The Romans conquered Jerusalem in 63 B.C.E. This brought the region under Roman control, though they used local leaders to govern. The most famous was a ruthless military commander named Herod the Great (37-4 B.C.E.). Herod transformed the country. He built the port of Caesarea on the coast and a temple to Augustus in Samaria. He remodeled the Jerusalem temple and next to it built the Antonia fortress, a Roman military installation.

After Herod’s death in 4 B.C.E., his son Herod Antipas ruled Galilee in the north. He is the Herod mentioned in accounts of Jesus’ ministry. Another son ruled the south until 6 C.E., when the Romans began sending their own governors to Judea. Pontius Pilate was one of these. The Romans used local agents to collect taxes. The agents made a profit by adding their own fees, which made most people resent them.

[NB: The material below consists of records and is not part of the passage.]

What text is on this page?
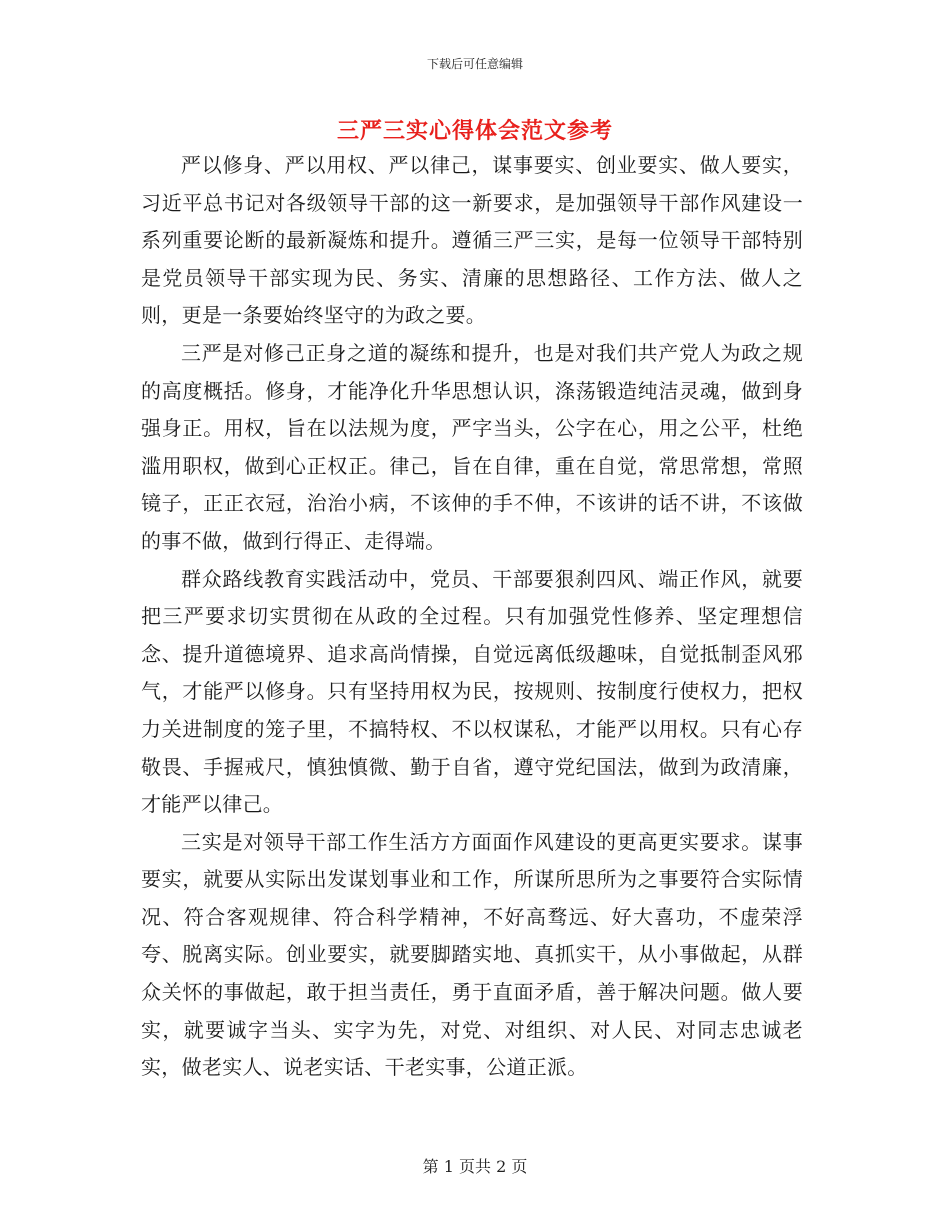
下载后可任意编辑
三严三实心得体会范文参考

严以修身、严以用权、严以律己，谋事要实、创业要实、做人要实，习近平总书记对各级领导干部的这一新要求，是加强领导干部作风建设一系列重要论断的最新凝炼和提升。遵循三严三实，是每一位领导干部特别是党员领导干部实现为民、务实、清廉的思想路径、工作方法、做人之则，更是一条要始终坚守的为政之要。

三严是对修己正身之道的凝练和提升，也是对我们共产党人为政之规的高度概括。修身，才能净化升华思想认识，涤荡锻造纯洁灵魂，做到身强身正。用权，旨在以法规为度，严字当头，公字在心，用之公平，杜绝滥用职权，做到心正权正。律己，旨在自律，重在自觉，常思常想，常照镜子，正正衣冠，治治小病，不该伸的手不伸，不该讲的话不讲，不该做的事不做，做到行得正、走得端。

群众路线教育实践活动中，党员、干部要狠刹四风、端正作风，就要把三严要求切实贯彻在从政的全过程。只有加强党性修养、坚定理想信念、提升道德境界、追求高尚情操，自觉远离低级趣味，自觉抵制歪风邪气，才能严以修身。只有坚持用权为民，按规则、按制度行使权力，把权力关进制度的笼子里，不搞特权、不以权谋私，才能严以用权。只有心存敬畏、手握戒尺，慎独慎微、勤于自省，遵守党纪国法，做到为政清廉，才能严以律己。

三实是对领导干部工作生活方方面面作风建设的更高更实要求。谋事要实，就要从实际出发谋划事业和工作，所谋所思所为之事要符合实际情况、符合客观规律、符合科学精神，不好高骛远、好大喜功，不虚荣浮夸、脱离实际。创业要实，就要脚踏实地、真抓实干，从小事做起，从群众关怀的事做起，敢于担当责任，勇于直面矛盾，善于解决问题。做人要实，就要诚字当头、实字为先，对党、对组织、对人民、对同志忠诚老实，做老实人、说老实话、干老实事，公道正派。

第 1 页共 2 页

The Jewish people administered their own internal affairs. The high priests oversaw worship in the temple and the council or Sanhedrin adjudicated matters of Jewish law. Pilgrims throughout the empire came to worship in the Jerusalem temple.

One Jewish group was the Pharisees, who adopted the highest standards for purity in their homes. Devoted interpreters of Jewish law, they also valued the prophets, other writings, and oral tradition. They believed there would be a resurrection of the dead. The Sadducees were a priestly group that used the law but not the other writings and did not believe in resurrection. Essenes lived in separate communities, including the one where the Dead Sea Scrolls were found. They followed distinctive standards for purity and considered the temple leadership to be corrupt. Zealots sought to regain Jewish independence from Rome.

Resistance to Roman rule led to open conflict in 66 C.E. War raged for several years until the Romans recaptured Jerusalem and destroyed the temple in 70 C.E. Afterward, some Jews formed an academy near the Mediterranean coast. They developed interpretations of the law that allowed Jewish life to continue even though temple sacrifice was not possible. By the second century C.E., they identified the books in the current Hebrew Bible or Protestant Old Testament to be authoritative Scripture. A second Jewish revolt against Roman rule occurred in 132-135 C.E. under the leadership of Simon “bar Kochba.” This also resulted in Jewish defeat, and Roman rule over the region continued in subsequent centuries.